Commissioning, Qualification, and Validation Engineer

About Zoetis

As the world's leading animal health company, Zoetis is driven by a singular purpose: to nurture our world and humankind by advancing care for animals. After 70 years innovating ways to predict, prevent, detect, and treat animal illness, Zoetis continues to stand by those raising and caring for animals worldwide – from livestock farmers to veterinarians and pet owners. The company's leading portfolio and pipeline of medicines, vaccines, diagnostics and technologies make a difference in over 100 countries. A Fortune 500 company, Zoetis generated revenue of $7.8 billion in 2021 with approximately 12,100 employees. For more information, visit

Position summary

Reporting to the Engineering Manager the CQV Engineer is responsible for qualifying new, existing, and upgraded systems, equipment, and facilities in a GMP-regulated environment producing biological vaccines. This hybrid role involves leading validation and qualification efforts while also serving as a hands-on resource for executing qualification activities. The incumbent will participate, lead, and collaborate with various committees, including biosafety, site validation, site quality council, and EHS.

Duties Performed

Validation and Qualification Leadership (40%)

• Lead validation and qualification efforts for new, existing, and upgraded systems, equipment, and facilities.
• Develop and implement validation master plans, protocols, and reports in compliance with GMP standards.
• Coordinate and oversee validation activities, ensuring timely completion and adherence to regulatory requirements.
• Participate on capital project teams to provide commissioning, qualification and validation expertise through all project phases.

Hands-On Execution of Qualification Activities (30%)

• Execute qualification activities, including Installation Qualification (IQ), Operational Qualification (OQ), and Performance Qualification (PQ).
• Execute revalidation activities for existing equipment.
• Support third party contractor executing qualification and revalidation activities.
• Perform risk assessments and develop mitigation strategies for validation projects.
• Conduct testing and data analysis to ensure systems and equipment meet predefined acceptance criteria.

Committee Participation and Collaboration (20%)

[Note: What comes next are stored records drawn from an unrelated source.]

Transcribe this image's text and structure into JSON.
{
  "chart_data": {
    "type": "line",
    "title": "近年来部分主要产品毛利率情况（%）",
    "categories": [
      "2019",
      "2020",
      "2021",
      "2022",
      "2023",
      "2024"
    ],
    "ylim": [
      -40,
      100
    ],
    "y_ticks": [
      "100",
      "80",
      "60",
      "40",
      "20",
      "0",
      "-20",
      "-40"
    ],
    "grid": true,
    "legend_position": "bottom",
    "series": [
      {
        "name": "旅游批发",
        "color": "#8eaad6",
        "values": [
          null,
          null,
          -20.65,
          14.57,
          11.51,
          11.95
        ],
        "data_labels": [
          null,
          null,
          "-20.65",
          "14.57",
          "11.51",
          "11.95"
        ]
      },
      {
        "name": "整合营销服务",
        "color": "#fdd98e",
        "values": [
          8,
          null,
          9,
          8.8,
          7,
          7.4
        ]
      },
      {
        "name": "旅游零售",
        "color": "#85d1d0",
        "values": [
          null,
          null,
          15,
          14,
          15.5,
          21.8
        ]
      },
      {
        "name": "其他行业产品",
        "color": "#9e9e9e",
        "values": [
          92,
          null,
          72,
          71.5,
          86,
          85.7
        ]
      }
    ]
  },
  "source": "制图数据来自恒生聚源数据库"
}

• Participate in and lead various committees, including biosafety, site validation, site quality council, and EHS.
• Collaborate with cross-functional teams to ensure alignment and integration of validation activities with overall site operations.
• Provide technical expertise and support to project teams and stakeholders.

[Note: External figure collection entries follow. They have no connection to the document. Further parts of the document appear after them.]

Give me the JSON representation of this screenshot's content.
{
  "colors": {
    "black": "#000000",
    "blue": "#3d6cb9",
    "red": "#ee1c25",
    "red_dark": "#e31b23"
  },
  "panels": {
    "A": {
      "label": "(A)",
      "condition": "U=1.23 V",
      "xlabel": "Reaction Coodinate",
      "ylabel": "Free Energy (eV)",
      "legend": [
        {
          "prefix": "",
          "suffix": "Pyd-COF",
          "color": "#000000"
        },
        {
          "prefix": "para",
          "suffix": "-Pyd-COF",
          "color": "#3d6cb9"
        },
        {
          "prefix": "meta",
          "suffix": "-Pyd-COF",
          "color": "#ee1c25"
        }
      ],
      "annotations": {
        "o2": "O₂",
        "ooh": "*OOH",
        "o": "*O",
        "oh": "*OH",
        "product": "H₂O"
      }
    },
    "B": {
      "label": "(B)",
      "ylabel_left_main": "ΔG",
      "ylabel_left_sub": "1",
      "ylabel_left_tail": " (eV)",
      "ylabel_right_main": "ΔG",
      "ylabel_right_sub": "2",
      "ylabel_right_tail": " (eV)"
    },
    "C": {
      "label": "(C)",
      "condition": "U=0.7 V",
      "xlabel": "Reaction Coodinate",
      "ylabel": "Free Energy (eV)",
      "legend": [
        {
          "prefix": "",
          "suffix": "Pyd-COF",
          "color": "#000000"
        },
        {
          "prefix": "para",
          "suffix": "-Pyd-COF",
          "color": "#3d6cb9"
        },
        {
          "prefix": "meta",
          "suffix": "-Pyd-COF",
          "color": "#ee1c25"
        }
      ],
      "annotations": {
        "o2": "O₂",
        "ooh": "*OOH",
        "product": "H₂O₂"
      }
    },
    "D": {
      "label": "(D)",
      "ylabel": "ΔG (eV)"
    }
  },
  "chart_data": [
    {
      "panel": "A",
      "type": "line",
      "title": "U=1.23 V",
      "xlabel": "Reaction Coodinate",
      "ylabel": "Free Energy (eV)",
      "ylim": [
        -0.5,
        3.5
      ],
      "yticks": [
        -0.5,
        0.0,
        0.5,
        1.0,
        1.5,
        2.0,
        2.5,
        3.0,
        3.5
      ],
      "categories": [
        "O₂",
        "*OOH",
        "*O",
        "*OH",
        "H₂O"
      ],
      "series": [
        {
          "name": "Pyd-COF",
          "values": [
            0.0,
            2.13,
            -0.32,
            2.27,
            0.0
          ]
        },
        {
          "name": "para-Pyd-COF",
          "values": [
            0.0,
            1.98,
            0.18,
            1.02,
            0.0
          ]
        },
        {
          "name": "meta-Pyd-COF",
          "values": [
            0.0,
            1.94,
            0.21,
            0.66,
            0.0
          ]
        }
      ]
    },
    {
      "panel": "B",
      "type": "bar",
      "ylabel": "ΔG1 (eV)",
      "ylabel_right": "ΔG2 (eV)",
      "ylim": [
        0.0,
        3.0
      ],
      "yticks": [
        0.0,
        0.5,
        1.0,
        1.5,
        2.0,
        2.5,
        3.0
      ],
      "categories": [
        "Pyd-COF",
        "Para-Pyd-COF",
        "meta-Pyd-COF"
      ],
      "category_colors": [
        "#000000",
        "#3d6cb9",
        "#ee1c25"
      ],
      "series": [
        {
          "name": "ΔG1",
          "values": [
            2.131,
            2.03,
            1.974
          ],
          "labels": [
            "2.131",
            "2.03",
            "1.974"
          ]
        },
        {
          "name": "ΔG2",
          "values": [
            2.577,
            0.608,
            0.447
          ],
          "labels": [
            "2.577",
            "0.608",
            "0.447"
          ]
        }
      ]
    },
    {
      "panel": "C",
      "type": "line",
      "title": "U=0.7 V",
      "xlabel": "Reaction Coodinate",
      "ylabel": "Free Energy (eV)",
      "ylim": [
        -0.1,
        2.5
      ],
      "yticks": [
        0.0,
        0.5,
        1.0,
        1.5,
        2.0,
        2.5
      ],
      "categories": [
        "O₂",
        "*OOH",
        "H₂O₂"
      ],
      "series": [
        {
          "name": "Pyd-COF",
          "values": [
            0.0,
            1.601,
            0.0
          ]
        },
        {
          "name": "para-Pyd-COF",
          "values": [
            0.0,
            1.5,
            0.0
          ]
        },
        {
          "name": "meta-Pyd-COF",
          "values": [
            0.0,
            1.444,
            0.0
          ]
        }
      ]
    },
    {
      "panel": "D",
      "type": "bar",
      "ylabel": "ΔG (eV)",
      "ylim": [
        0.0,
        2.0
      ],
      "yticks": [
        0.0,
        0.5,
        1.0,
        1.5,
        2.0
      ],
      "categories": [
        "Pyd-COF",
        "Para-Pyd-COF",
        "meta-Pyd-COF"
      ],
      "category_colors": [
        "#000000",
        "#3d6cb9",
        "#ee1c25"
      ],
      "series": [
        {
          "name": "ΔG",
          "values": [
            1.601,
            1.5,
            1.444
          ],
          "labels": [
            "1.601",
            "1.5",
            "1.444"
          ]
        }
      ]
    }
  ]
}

Compliance and Documentation (10%)

• Ensure all validation and qualification activities comply with GMP standards and regulatory requirements.
• Maintain accurate and up-to-date documentation, including validation protocols, reports, and standard operating procedures (SOPs).
• Support internal and external audits by providing necessary documentation and expertise.
• Provide training and support to production and maintenance staff on commissioning, qualification and validation

Education and experience

• Minimum education of a bachelor's degree in engineering, life sciences, or a related field.
• 5-7 years of relevant experience in validation and qualification within a GMP-regulated environment.
• Experience with biological vaccine production and aseptic/sterile manufacturing processes is highly desirable.
• Proficiency in validation and qualification methodologies, including IQ, OQ, and PQ.
• Strong understanding of GMP standards and regulatory requirements for pharmaceutical manufacturing.
• Excellent problem-solving and troubleshooting skills.

How to apply

Please ensure that you include a cover letter outlining why you have applied for this position. A paragraph or two is all we need to better understand why you are the best person for this role. Please submit your application via Seek by no later than 12 September If you have any questions, please contact Reality Check on who we have engaged to provide us a shortlist for these positions. Only applicants with the right to work in Australia will be considered. Please note that only shortlisted candidates will be contacted.

Any unsolicited resumes sent to Zoetis from a third party, such as an Agency recruiter, included unsolicited resumes sent to a Zoetis mailing address, fax machine or email address, directly to Zoetis employees, or to Zoetis resume database will be considered Zoetis property. Zoetis will NOT pay a fee for any placement resulting from the receipt of an unsolicited resume. Zoetis will consider any candidate from whom an Agency has submitted an unsolicited resume to have been referred by the Agency free of any charges or fees. This includes any Agency that is an approved/engaged vendor but does not have the appropriate approvals to be engaged on a search.